No voto apresentado, o magistrado considerou que as restrições propostas seriam suficientes para garantir o andamento do processo e a segurança das vítimas. Entre elas, ele listou o uso de tornozeleira eletrônica, a proibição de deixar os municípios de João Pessoa e Bayeux e o impedimento de qualquer contato com os adolescentes envolvidos e seus familiares.

Após a leitura do relatório, o desembargador Ricardo Vital solicitou vista do processo, o que suspendeu a conclusão do julgamento. A expectativa é que a decisão final seja retomada em sessão da Câmara Criminal do TJPB marcada para 24 de fevereiro.

O pedido de habeas corpus analisado agora difere das tentativas anteriores, todas rejeitadas: em setembro e em novembro de 2025, a defesa já havia solicitado a revogação da prisão ou a aplicação de medidas alternativas, sem sucesso. Desta vez, a argumentação enfatizou a demora no trâmite e no encerramento da instrução criminal.

Hytalo Santos e Israel Vicente estão detidos no Presídio do Róger, em João Pessoa, desde 28 de agosto de 2025. A prisão preventiva foi decretada originalmente no dia 15 de agosto, em São Paulo, após a Justiça considerar haver indícios de envolvimento da dupla em prática de exploração sexual de menores.

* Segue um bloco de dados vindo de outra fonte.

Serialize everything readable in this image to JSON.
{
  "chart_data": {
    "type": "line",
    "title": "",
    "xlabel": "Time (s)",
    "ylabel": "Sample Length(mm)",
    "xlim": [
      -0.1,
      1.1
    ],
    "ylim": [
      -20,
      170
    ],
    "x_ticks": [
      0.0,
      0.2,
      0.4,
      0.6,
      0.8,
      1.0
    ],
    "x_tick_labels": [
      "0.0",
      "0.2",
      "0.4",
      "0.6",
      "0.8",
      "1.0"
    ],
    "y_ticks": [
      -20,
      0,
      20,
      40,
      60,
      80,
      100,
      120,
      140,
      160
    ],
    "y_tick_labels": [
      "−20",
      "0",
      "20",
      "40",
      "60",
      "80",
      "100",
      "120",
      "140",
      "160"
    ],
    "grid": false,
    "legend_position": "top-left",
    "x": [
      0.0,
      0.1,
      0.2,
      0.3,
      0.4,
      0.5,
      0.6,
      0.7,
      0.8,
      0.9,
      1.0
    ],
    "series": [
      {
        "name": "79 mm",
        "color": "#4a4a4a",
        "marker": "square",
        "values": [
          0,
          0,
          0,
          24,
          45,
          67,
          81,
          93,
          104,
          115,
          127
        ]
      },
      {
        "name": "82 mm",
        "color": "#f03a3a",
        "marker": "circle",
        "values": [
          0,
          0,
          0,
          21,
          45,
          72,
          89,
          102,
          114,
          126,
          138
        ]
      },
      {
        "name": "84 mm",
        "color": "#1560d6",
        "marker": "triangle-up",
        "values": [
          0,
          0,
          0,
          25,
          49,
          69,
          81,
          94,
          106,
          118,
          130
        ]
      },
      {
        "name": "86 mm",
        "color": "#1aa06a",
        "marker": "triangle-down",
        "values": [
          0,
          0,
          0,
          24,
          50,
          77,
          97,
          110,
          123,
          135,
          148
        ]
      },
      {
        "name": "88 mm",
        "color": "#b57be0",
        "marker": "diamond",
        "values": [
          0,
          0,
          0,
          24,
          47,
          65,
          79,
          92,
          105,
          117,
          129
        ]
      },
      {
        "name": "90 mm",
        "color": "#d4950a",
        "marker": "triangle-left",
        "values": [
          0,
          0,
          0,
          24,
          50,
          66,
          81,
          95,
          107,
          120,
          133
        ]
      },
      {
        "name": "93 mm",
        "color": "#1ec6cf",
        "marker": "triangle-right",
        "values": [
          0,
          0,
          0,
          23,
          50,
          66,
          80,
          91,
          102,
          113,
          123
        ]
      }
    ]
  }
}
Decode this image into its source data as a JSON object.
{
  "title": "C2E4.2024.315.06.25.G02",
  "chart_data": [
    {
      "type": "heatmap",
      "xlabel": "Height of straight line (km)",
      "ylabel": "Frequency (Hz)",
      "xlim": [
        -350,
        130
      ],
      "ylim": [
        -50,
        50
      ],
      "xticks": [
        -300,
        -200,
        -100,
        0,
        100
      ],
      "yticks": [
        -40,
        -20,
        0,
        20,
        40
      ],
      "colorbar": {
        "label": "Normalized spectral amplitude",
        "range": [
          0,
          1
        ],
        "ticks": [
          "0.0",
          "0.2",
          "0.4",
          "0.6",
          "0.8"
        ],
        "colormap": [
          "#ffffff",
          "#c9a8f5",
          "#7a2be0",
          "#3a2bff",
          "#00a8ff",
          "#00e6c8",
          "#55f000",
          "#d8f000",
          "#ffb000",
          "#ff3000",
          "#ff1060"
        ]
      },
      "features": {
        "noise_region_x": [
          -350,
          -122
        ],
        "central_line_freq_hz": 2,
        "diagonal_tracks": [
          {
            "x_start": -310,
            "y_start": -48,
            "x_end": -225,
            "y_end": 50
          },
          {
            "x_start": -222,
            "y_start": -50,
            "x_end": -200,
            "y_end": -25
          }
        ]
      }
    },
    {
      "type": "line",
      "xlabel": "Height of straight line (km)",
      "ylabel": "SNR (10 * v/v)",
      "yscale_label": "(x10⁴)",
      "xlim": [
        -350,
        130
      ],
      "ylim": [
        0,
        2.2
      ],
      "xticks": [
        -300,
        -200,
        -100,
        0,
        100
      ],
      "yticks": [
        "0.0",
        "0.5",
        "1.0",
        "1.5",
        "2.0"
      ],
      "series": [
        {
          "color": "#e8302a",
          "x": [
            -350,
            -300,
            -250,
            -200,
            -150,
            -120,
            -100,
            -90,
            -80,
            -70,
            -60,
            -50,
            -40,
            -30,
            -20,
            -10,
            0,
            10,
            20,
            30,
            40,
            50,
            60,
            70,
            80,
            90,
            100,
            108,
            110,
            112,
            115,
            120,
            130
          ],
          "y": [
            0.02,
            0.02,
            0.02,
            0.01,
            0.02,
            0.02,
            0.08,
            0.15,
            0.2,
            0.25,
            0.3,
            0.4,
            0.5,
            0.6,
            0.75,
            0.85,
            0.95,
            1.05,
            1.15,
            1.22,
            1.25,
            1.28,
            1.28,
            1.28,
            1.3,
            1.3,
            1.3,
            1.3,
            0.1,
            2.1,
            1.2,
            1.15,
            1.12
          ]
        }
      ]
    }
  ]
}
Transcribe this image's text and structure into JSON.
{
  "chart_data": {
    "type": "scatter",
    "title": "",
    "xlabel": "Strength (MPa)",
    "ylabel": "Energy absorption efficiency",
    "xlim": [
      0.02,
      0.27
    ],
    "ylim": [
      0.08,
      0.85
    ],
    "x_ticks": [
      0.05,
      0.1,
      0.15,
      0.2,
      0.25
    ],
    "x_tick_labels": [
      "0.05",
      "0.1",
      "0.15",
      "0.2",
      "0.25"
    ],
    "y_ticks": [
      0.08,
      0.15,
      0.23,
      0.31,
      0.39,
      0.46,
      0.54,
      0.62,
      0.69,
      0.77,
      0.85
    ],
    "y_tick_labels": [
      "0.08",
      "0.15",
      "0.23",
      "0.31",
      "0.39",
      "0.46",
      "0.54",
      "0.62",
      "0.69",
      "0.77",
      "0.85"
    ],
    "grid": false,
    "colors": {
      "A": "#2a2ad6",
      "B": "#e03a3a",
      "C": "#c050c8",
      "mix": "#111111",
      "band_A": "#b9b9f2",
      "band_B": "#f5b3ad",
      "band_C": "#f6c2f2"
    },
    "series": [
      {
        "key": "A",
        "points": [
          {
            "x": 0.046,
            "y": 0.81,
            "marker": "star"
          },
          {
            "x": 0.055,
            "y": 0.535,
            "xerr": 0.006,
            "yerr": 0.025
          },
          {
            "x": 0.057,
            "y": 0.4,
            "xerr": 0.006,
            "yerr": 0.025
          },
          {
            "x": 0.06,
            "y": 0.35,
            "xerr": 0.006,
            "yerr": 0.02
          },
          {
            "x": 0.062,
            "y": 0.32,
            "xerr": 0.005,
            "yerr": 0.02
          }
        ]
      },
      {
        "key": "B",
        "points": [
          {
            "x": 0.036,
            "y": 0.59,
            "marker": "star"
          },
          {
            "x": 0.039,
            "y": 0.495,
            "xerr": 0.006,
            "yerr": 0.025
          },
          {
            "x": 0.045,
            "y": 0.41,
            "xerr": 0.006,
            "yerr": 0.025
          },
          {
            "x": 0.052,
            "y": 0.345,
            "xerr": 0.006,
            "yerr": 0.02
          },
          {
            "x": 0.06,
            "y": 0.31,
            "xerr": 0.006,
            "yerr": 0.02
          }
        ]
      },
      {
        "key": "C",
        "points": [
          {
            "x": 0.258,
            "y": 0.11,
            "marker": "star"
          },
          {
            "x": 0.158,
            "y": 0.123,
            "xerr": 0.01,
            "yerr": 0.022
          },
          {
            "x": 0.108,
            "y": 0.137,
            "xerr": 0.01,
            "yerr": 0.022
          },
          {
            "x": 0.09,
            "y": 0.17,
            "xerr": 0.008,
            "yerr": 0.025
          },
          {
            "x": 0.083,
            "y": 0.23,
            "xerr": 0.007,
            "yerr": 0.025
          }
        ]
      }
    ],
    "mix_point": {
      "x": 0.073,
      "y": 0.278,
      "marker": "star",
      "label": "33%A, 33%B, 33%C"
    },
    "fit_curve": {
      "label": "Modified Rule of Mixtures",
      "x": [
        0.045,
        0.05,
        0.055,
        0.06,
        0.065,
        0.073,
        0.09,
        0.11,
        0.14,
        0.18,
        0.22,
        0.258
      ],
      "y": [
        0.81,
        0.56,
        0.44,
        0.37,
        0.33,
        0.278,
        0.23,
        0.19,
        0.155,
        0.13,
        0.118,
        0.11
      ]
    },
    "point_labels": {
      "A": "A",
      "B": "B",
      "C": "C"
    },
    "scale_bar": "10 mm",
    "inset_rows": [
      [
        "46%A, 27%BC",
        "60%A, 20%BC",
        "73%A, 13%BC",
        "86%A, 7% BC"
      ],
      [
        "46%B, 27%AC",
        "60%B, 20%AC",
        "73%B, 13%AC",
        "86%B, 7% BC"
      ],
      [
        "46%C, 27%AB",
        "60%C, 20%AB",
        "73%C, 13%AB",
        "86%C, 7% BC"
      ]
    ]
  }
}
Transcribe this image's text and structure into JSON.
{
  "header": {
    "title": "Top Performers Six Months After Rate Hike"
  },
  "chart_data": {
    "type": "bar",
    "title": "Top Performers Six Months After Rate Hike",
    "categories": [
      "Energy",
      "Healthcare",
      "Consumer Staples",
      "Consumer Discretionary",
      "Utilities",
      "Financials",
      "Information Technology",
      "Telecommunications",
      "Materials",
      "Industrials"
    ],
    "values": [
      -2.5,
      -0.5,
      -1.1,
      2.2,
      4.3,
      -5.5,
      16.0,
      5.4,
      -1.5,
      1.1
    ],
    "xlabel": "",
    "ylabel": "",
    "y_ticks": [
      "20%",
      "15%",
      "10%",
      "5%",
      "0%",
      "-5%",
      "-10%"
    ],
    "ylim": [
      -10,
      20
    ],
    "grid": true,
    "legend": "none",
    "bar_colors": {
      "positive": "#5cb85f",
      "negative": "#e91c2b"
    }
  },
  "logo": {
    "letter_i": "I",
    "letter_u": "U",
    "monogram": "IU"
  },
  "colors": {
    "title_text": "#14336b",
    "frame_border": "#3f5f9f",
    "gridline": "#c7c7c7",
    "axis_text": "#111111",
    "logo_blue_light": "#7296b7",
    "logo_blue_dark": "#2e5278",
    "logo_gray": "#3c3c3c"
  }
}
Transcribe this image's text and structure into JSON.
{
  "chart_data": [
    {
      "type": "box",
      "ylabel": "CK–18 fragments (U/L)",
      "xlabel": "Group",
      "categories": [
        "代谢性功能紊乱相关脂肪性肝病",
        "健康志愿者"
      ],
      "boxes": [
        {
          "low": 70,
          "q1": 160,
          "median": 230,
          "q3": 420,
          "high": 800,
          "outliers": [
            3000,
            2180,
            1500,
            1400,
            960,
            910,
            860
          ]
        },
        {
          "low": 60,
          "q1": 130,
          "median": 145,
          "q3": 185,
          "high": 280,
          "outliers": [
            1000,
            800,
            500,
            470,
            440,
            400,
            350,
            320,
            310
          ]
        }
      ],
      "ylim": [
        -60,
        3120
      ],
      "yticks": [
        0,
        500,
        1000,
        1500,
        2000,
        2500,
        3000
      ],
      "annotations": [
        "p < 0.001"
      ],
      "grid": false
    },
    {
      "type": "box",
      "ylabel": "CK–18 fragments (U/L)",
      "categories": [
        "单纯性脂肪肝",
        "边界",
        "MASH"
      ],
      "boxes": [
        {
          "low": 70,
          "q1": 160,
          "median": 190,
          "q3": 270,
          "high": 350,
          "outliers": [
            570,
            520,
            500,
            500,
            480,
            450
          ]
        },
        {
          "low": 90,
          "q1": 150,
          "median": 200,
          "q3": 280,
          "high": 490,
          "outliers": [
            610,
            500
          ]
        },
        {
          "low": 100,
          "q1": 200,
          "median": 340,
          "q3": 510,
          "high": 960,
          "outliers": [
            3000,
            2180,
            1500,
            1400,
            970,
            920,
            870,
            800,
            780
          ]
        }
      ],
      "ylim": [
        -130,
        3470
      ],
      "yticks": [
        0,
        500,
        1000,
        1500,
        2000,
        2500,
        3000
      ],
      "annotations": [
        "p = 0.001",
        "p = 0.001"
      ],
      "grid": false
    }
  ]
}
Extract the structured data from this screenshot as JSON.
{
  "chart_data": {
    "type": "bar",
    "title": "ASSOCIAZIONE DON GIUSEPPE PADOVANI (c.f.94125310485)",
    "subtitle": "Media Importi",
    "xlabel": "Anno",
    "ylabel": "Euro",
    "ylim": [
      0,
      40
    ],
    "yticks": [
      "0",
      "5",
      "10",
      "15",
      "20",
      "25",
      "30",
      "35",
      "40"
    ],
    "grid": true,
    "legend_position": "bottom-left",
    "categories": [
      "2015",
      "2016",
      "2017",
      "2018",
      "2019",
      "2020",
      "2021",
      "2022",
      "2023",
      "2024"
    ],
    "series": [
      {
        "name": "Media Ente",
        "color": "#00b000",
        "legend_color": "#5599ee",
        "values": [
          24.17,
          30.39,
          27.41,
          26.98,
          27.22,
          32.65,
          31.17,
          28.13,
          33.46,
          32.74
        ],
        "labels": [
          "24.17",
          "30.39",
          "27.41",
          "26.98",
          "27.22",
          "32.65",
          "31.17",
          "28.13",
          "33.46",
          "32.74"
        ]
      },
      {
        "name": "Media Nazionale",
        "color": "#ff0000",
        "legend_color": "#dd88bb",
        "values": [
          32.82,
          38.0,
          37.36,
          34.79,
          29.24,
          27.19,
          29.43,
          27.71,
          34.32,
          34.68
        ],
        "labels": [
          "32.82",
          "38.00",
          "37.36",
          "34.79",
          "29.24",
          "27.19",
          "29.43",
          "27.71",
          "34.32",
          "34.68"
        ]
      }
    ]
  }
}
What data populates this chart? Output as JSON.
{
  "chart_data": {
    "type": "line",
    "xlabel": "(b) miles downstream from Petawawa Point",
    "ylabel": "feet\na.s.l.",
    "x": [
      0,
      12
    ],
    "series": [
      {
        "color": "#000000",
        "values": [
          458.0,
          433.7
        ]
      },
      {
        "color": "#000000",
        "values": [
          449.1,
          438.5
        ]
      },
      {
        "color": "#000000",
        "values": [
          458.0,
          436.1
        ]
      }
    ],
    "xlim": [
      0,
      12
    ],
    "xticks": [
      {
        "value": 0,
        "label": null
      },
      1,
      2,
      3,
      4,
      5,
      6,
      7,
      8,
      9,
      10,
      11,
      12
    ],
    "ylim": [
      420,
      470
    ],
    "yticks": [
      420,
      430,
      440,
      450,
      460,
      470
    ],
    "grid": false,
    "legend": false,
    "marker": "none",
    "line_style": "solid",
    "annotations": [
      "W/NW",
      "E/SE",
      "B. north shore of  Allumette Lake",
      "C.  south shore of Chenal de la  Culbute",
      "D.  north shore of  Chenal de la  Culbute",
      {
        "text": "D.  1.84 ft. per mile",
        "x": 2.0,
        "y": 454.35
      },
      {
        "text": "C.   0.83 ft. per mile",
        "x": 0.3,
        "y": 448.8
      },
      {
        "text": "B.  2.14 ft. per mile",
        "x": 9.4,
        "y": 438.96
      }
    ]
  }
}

Além do processo criminal no TJPB, o casal responde a ação na Justiça do Trabalho por suspeita de tráfico de pessoas para exploração sexual e trabalho em condições análogas à escravidão. Em uma decisão anterior, a Justiça Federal bloqueou bens avaliados em até R$ 20 milhões pertencentes a Santos.

O adiamento do julgamento no TJPB mantém o provimento judicial em aberto, deixando a definição sobre a substituição das medidas restritivas para o fim do mês.